As of two weeks ago, five terminals to export U.S. taxpayer-owned coal to Asia were proposed for Oregon and Washington. But in the face of fluctuating international energy demand and environmental opposition, one of those terminals—Coos Bay, in Oregon—has been shelved after its last financial backer dropped out early last week. The three backers (Metro Ports of California; Mitsui & Company, a Japanese trading company subsidiary; and Korean Electric Power Corporation) have now all pulled out.
Declining demand for electricity from coal has caused large coal producers to look towards international markets, particularly Asia. The Coos Bay project would have shipped “up to 11 million tons of coal a year to Asia,” according to Oregon Live. Nearly all of that coal is owned by U.S. taxpayers because it comes from public lands in the Powder River Basin of Montana and Wyoming. As the outlet reported last year (before two proposals were dropped):
Arch [Coal Inc.] and other Powder River Basin coal companies are pursuing space in at least six ports in Oregon and Washington to export as much as 150 million tons a year to Asia. The Northwest has no coal export terminals now, and the proposals are hugely controversial.
As seen in the graph below, the Powder River Basin is key to U.S. coal production. Data from the Energy Information Administration also show that all of the top ten highest-producing U.S. coal mines are in Wyoming and Montana. This has major climate change consequences—one government analysis estimated that 13 percent of U.S. greenhouse gas emissions come from coal mined in the Powder River Basin once it is burned.
Recently, concerns have been raised that U.S. taxpayers are not receiving a fair return for their coal that is sold to Asia. For example, Reuters reported that “By valuing coal at low domestic prices rather than the much higher price fetched overseas, coal producers can dodge the larger royalty payout when mining federal land.” Following these reports, Senators Ron Wyden (D) and Lisa Murkowski called for an investigation in the Department of the Interior’s coal leasing process, which was echoed last week by governors Jay Inslee (D) of Washington and John Kitzhaber (D) of Oregon.

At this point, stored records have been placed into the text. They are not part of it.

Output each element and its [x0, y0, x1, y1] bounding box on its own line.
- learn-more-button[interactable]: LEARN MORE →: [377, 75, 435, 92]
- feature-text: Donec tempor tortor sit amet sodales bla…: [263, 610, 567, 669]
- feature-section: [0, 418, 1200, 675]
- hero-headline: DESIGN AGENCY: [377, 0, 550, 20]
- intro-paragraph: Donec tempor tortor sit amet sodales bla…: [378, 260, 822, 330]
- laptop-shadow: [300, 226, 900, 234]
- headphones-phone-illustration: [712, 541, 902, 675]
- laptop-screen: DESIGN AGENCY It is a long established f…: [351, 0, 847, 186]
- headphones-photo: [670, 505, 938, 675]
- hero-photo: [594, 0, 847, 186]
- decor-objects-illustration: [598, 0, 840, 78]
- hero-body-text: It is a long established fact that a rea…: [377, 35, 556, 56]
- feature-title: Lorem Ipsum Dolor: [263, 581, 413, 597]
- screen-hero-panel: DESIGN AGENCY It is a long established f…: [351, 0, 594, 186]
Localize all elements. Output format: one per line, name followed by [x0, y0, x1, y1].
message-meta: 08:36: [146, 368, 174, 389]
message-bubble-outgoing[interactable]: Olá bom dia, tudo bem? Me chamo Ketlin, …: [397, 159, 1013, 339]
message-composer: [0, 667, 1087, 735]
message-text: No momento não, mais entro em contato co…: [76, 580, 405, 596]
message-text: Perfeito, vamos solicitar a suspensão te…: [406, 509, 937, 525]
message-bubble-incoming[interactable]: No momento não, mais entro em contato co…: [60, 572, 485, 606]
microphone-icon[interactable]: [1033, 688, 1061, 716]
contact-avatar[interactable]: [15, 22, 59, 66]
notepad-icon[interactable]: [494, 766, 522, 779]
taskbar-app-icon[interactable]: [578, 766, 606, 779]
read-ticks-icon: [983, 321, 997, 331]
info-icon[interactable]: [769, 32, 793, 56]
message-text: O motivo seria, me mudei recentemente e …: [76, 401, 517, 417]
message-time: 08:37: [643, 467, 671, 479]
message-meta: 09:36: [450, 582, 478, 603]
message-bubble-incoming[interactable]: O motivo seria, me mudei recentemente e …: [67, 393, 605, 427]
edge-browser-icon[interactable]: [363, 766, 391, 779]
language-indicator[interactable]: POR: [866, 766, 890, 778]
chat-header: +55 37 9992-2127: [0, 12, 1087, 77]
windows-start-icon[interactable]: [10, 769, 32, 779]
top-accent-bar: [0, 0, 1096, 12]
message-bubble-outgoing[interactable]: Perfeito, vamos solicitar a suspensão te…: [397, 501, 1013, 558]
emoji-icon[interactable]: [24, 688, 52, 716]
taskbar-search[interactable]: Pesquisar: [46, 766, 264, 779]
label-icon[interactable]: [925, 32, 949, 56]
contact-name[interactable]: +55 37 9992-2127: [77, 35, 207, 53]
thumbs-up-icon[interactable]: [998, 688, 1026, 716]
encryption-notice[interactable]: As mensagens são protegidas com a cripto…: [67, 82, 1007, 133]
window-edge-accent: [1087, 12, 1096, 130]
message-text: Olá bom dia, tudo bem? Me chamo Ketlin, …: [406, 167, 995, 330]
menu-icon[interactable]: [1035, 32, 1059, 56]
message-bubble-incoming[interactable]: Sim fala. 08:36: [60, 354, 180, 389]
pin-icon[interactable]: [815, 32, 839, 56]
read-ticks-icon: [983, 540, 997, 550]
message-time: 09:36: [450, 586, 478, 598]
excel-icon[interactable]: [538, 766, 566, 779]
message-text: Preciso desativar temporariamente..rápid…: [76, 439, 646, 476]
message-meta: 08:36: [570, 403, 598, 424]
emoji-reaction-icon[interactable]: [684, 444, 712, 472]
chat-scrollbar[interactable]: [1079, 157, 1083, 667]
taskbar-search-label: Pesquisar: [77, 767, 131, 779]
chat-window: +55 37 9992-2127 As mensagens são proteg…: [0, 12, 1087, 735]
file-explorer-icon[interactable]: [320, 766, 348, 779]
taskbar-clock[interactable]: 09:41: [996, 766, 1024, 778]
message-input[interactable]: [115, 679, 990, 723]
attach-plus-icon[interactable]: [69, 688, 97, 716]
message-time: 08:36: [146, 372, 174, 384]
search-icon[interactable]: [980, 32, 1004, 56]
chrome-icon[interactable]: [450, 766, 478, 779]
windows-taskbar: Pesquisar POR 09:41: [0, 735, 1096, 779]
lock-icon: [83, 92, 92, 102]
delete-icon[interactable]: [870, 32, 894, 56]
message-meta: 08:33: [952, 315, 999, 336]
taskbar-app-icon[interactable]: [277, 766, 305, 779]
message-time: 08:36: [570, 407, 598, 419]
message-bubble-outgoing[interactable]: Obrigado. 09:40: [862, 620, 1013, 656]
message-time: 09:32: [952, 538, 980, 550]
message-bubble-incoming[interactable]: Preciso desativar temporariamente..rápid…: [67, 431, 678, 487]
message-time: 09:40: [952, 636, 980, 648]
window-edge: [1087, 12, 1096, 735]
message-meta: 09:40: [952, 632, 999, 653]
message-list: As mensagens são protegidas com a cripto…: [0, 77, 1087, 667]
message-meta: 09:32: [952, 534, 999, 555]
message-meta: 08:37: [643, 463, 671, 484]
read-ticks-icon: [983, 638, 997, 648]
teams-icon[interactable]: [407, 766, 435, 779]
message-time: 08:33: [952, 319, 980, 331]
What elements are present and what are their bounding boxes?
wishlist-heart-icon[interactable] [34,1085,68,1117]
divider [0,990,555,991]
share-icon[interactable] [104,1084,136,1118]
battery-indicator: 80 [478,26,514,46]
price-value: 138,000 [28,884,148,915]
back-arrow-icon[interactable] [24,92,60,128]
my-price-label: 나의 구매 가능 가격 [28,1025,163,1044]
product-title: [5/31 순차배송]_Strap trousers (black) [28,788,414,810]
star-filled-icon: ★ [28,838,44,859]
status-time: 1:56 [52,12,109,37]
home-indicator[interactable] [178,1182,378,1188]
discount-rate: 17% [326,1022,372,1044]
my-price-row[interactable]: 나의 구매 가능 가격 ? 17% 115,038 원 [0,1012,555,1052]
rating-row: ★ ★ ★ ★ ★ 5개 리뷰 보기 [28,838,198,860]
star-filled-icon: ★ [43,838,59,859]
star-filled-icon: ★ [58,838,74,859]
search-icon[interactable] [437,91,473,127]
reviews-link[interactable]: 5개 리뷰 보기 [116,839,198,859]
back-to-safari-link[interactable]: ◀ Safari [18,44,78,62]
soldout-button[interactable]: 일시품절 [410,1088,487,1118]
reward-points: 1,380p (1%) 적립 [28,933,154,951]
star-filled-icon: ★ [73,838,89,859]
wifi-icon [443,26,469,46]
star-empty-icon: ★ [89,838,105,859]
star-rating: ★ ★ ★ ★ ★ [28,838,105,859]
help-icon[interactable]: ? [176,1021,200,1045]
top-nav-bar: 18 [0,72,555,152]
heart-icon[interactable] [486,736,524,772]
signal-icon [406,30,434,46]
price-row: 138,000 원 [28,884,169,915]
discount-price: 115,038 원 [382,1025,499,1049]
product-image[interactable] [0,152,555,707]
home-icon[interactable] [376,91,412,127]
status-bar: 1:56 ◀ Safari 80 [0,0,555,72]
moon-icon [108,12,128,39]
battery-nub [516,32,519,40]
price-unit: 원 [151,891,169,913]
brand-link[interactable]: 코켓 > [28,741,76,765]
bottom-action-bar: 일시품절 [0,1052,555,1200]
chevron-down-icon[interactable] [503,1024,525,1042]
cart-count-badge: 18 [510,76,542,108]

In addition to mining, transporting coal from the Rocky Mountains to the Pacific Northwest necessitates additional rail capacity, as well as trains that can be up to a mile long. In just one example of how the fight over coal exports is manifesting, the Sierra Club recently announced plans to sue railroads and coal companies based on alleged Clean Water Act violations.
The four remaining proposed coal export terminals are: the Gateway terminal near Bellingham and the Millennium Bulk Terminals of Longview in Washington, and the Morrow Pacific Project at Port of Morrow and the Port Westward Project at Port of St. Helens in Oregon.